In the end, the conclusion was, I think correctly, that the system of emergency ordinances was unsustainable, and that there had to be a proper legal basis for combating the corona crisis. With that, it was no longer the existing Public Health Act that provided the framework for the Minister of Health to act, but the Temporary Measures COVID Act-19. That provided a number of temporary additions to the Public Health Act with broad powers for the Minister of Health, Welfare and Sport, the presidents of security regions and mayors to take action. The emergency ordinances lapsed after the Temporary Measures COVID-19 Act came into effect.
'The House of Representatives decided to delete the part of the bill that would give unlimited powers to the Minister of Health, WVS, for example, to take measures or still prescribe additional emergency ordinances to combat the coronavirus. These powers would come on top of the temporary amendment to the Public Health Act to give more leeway to the Minister of WVS but also to the mayors and presidents of the security regions. This is precisely where the House of Representatives drew a line through an amendment. The current powers do allow for restricting the number of visitors to homes and streets, but not for declaring a curfew. This made it necessary for the cabinet to look for another legal basis for a measure like curfew. For this, the Wbbbg, as part of the emergency law, seemed to offer possibilities. The Advisory Division of the Raad van State was already critical of this in its opinion of early February. Again, the main arguments were that there must be an acute emergency situation. The fact that the cabinet debated extensively with the House of Representatives prior to the curfew coming into effect, and the fact that the possibility of introducing a curfew has been discussed since as early as the fall, do not indicate an acute emergency situation, or an extraordinary circumstance. Indeed, the virus has been with us for a year: so why initiate this emergency law now? Despite the arguments put forward by the government about the seriousness of the situation and the scientific basis for the effects of the curfew, the judge did not go along with them.
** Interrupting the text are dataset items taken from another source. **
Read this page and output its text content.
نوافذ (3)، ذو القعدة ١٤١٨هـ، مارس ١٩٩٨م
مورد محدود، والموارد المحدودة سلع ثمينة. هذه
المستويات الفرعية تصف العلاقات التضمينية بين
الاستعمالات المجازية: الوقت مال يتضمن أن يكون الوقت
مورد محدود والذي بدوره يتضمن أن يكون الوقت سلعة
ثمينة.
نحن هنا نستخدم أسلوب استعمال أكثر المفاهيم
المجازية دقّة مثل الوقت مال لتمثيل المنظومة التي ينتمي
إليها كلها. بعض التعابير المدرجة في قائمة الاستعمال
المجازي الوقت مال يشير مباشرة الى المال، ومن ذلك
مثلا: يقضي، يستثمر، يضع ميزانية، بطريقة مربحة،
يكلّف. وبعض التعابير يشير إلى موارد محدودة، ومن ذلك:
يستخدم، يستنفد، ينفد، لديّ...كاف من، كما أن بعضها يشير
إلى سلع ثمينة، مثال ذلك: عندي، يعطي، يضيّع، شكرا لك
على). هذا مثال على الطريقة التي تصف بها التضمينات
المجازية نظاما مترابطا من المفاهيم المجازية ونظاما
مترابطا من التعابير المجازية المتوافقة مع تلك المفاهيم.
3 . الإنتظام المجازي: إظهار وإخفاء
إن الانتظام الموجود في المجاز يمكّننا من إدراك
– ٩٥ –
'There are two options, both of which the Cabinet has put into effect. The first is to appeal the judge's ruling. A turbo urgent appeal has been filed. Further, the State has initiated an incidental proceeding to seek the suspension of the judgment. The court declared the judgment to be provisionally enforceable. In that suspension incident, the trial court decided yesterday, after weighing the interests of the parties, that the court's judgment be stayed until substantive appellate review of the summary judgment. That will happen in the near future. The curfew will thus remain in force for the time being at least. The substantive appeal will follow in the coming days. On Friday oral arguments will take place and shortly thereafter the court will render judgment.
The chances of the Cabinet winning this are difficult to estimate. I do have to say that so far the courts have upheld most of the measures taken by the cabinet to combat the coronavirus. There has been little attention to the rule of law in these rulings.
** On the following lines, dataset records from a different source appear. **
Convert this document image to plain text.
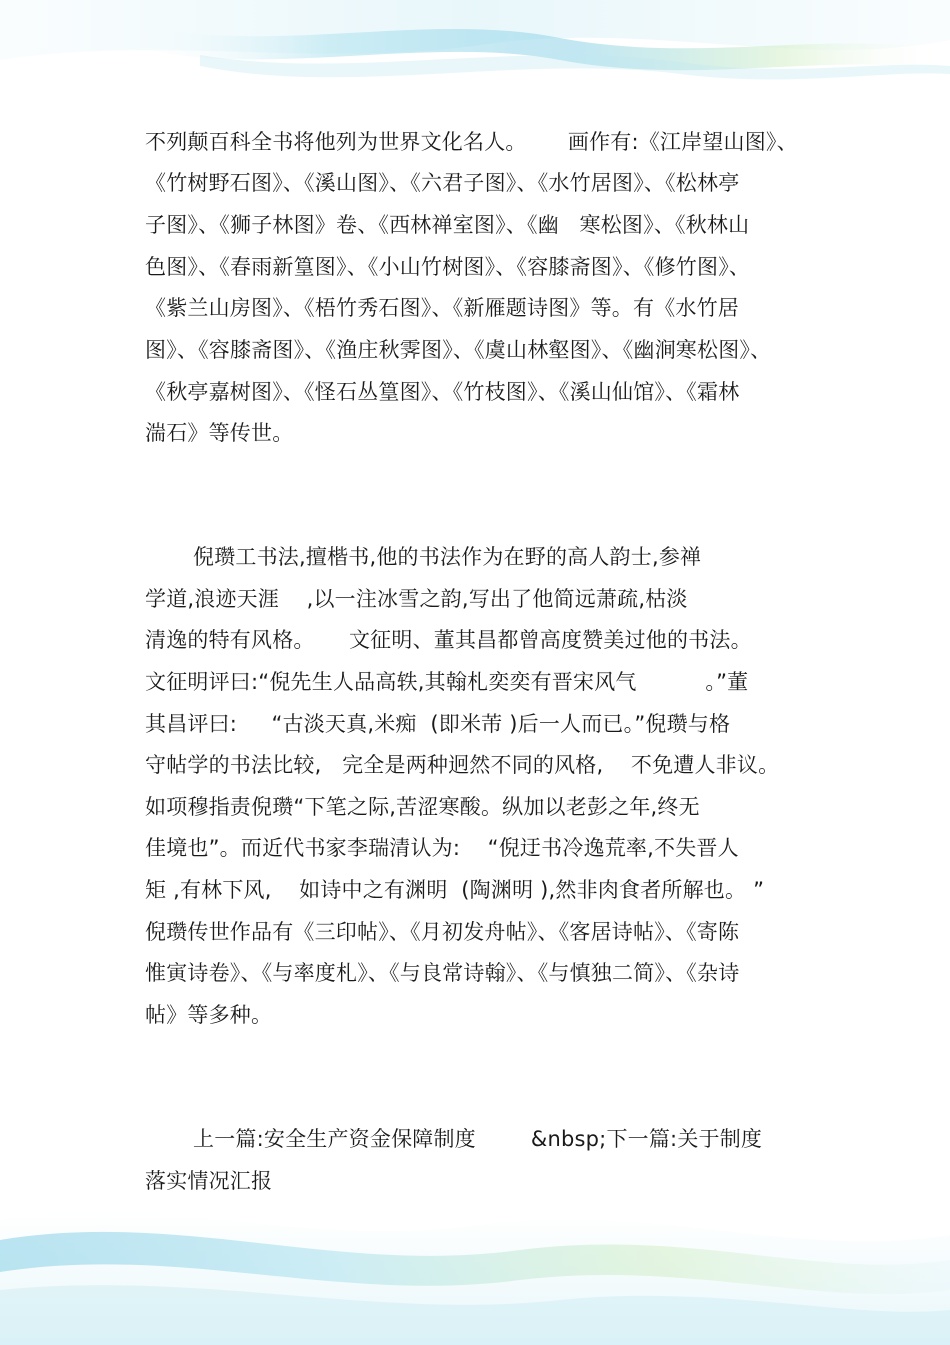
不列颠百科全书将他列为世界文化名人。      画作有:《江岸望山图》、
《竹树野石图》、《溪山图》、《六君子图》、《水竹居图》、《松林亭
子图》、《狮子林图》卷、《西林禅室图》、《幽   寒松图》、《秋林山
色图》、《春雨新篁图》、《小山竹树图》、《容膝斋图》、《修竹图》、
《紫兰山房图》、《梧竹秀石图》、《新雁题诗图》等。有《水竹居
图》、《容膝斋图》、《渔庄秋霁图》、《虞山林壑图》、《幽涧寒松图》、
《秋亭嘉树图》、《怪石丛篁图》、《竹枝图》、《溪山仙馆》、《霜林
湍石》等传世。
倪瓒工书法,擅楷书,他的书法作为在野的高人韵士,参禅
学道,浪迹天涯    ,以一注冰雪之韵,写出了他简远萧疏,枯淡
清逸的特有风格。     文征明、董其昌都曾高度赞美过他的书法。
文征明评曰:“倪先生人品高轶,其翰札奕奕有晋宋风气          。”董
其昌评曰:     “古淡天真,米痴  (即米芾 )后一人而已。”倪瓒与格
守帖学的书法比较,   完全是两种迥然不同的风格,    不免遭人非议。
如项穆指责倪瓒“下笔之际,苦涩寒酸。纵加以老彭之年,终无
佳境也”。而近代书家李瑞清认为:    “倪迂书冷逸荒率,不失晋人
矩 ,有林下风,    如诗中之有渊明  (陶渊明 ),然非肉食者所解也。 ”
倪瓒传世作品有《三印帖》、《月初发舟帖》、《客居诗帖》、《寄陈
惟寅诗卷》、《与率度札》、《与良常诗翰》、《与慎独二简》、《杂诗
帖》等多种。
上一篇:安全生产资金保障制度        &nbsp;下一篇:关于制度
落实情况汇报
The second route has already been announced by the Minister of Security and Justice: bringing into procedure the emergency bill amending the Temporary COVID-19 Measures Act to still establish a sound legal basis for curfews. The bill goes to the House of Representatives today. However, the question is whether it will pass the Senate. Here the coalition parties do not have a majority. As time passes and fewer and fewer infections are recorded, the need for the curfew is felt less. So it will remain exciting in the coming days.